Marcos e Blake se acomodaram no lado oposto as garotas. Suzane vez ou outra jogava um pouco de charme para Blake enquanto todos na mesa mantinham um assunto formal.
— Suzie é uma ótima dançaria. Estou certa de que terão muitas oportunidades para que ela o mostre um pouco de seu talento, vossa graça. - Disse Andrea animada.
Suzane abaixou o olhar e deu um sorriso tímido, ela seguia firmemente cada passo do decoro que fora ensinado por sua mãe.
— Estou certo de que será encantador. - Blake respondeu levando a última colher de comida a boca.
Ele era o último e assim que terminara de comer todos se colocaram de pé.
— Agora que tal um pouco de música para encerramos esta noite magnífica? .- O barão falou animado.
Os olhos de Marcos brilharam e ele agradeceu internamente quando o amigo aceitou, veria anjos tocarem.
O trio de irmãs foi na frente. Suzane deu o braço para Lydia e Cecília ficou logo atrás, cabisbaixa. Blake não pode deixar de reparar e começou a se sentir intrigado sobre o porquê daquela diferença toda ...
As meninas ajeitaram-se em seus respectivos instrumentos. Suzane sentou-se graciosamente no piando, era uma magnífica pianista. Lydia sentou-se em uma pequena poltrona e tomou a flauta, enquanto Cecília se encarregou da arpa.
Parecia um verdadeiro anjo, pensou Marcos com um sorriso deslumbrado nos lábios.
Achara a prometida de seu amigo espetacular, mas a mais nova tinha uma beleza indescritível, uma beleza que não podia ser discutida. Era exótica e encantadora. Era esplêndida.
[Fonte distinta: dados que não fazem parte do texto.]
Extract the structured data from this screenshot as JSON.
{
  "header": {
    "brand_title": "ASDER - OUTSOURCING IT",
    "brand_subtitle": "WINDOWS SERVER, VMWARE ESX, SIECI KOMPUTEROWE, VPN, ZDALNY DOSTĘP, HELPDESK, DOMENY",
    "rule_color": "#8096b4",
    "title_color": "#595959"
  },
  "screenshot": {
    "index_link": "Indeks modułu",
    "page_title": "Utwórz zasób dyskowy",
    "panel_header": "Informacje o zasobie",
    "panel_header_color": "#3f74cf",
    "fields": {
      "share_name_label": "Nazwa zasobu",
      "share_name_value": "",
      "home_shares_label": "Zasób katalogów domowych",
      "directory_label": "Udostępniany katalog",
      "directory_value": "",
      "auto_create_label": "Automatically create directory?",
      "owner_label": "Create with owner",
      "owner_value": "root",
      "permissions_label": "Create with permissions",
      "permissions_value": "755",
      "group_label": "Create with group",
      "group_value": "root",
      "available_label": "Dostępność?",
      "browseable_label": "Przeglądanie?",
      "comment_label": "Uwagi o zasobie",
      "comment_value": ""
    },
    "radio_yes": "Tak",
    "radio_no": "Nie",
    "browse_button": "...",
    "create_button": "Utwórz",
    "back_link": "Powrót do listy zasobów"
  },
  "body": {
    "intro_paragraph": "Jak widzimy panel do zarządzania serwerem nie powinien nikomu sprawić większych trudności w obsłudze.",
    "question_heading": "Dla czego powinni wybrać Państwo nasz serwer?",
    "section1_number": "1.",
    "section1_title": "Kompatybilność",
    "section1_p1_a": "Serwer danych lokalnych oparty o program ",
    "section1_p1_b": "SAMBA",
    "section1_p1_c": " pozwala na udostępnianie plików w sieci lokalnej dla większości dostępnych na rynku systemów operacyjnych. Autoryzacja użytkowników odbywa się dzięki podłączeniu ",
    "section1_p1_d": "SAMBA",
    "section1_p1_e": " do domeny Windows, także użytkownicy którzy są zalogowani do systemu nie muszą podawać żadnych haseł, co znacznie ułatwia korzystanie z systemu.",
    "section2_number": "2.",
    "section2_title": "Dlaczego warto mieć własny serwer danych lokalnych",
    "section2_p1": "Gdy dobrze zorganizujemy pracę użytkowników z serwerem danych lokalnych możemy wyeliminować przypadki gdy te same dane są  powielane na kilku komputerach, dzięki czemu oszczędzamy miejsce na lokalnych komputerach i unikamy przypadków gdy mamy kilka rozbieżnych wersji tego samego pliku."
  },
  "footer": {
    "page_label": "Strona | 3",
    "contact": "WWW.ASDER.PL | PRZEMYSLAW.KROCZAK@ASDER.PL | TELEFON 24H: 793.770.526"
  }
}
As três começaram a tocar com esplendor e era como se cada nota emitida os tocasse a alma, Blake m*l conseguia respirar. O barão analisava as filhas com orgulho, enquanto Andrea franzia o cenho para Cecília, como sempre costumava fazer. Ela dizia que o instrumento era chamativo demais e que a filha não devia querer jamais ser o centro das atenções, o fato de o duque estar presente a deixou ainda mais encabulada. Andrea observou como os olhos de ambos os cavalheiros estavam presos na pequena feiticeira.
— Excelente. - Falou enquanto se levantava e batia palmas. — Uma magnífica performance meninas. - Ele se virou para Blake e Marcos. — Lamento, mas está na hora de minhas filhas irem dormir, como bem sabem, elas tem aula de música bem cedo e precisam estar descansadas.
Marcos balançou a cabeça tentando voltar a realidade.
— Oh sra. Sheffield, entendemos perfeitamente.
— Almejamos pelo próximo momento que poderemos ouvir um som tão agradável. - Disse Blake colocando-se de pé.
O barão limitou-se a encarar a esposa com desaprovação. Andrea abriu um sorriso doce para ele que o fez desviar o olhar.
Após os devidos cumprimentos os dois rapazes subiram aos seus respectivos aposentos.
— O que foi isso? .- Perguntou o barão em um sussurro. — Elas não terão aula amanhã e eles saberão, se passará por mentiras.
Andrea se soltou do aperto de seu marido.
— A professora faltará, oras. O Duque deve sentir curiosidade e interesse em conhecer nossa filha, antes de de fato fazê-lo.
O Barão bufou.
Deu um último beijo nas três filhas e subiu, deixando Andrea com as garotas.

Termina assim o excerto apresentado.